Rolf and I have built a 21 year friendship around cooking and a goshdarn lot of that cooking happens to be of sweets.

More him than me- but you all know I am a willow when it comes to this sort of thing and I
B E N D.

Mark (sweet hater) & Max are out for the evening?

(don't feel sorry for them, dear reader, they are out at a big ol' Greek Orthodox Easter bash hosted by Maxwell's best friend's mama, who is a amazing cook)

Dessert for dinner (as suggested by Freyja and Rolf)?

Why the hell not?

Here we see Miss F in her second skin, ballet dress, and Rolf with his trusty chemistry book in the background and his ever present giant mug of coffee in hand!

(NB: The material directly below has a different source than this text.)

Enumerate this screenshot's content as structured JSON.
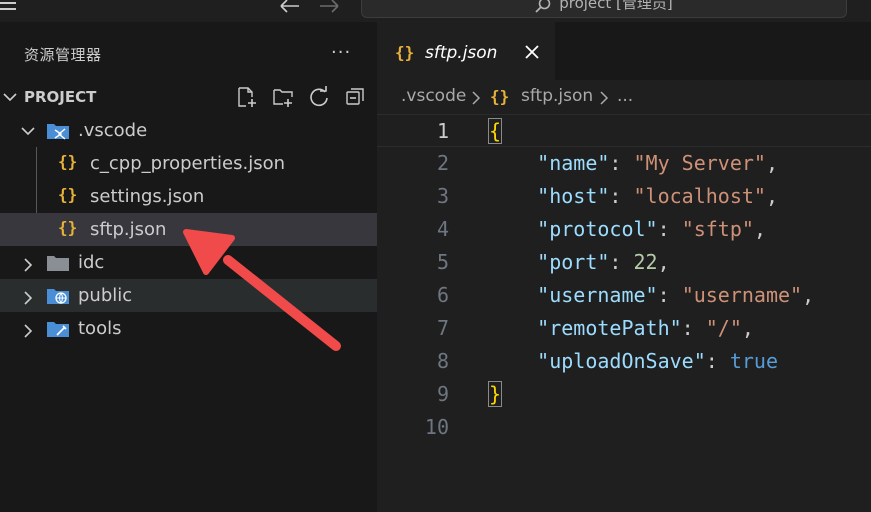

Our confection of the moment is panne cotta.

Except, Rolf has his issues with veganism, and gelatin, so we do this cruelty free style with


we still use fresh cream and I made a delightful sauce out of the remainder of the plums in the freezer!

In case you have been under a rock, Agar Agar is made out of seaweed, and it has the same thickening properties that gelatin does, except, it is NOT extracted from the hooves of animals (COOL)! You can find it at most Asian markets.

(old school) Panna Cotta

1 envelope of unflavored gelatin (approx. 2 teaspoons)
1/2 cup milk
2 1/2 cups
heavy cream*
1/2 cup sugar
1 vanilla bean or 2 teaspoons pure vanilla extract
1 cup fresh
berries, gently washed, drained, and sweetened to taste**
6 sprigs fresh mint

For our more animal friendly version sub out the gel with Argar!

I made mine in a tupperware mold from the 70's that belonged to my grandma, but it works well in any custard cup.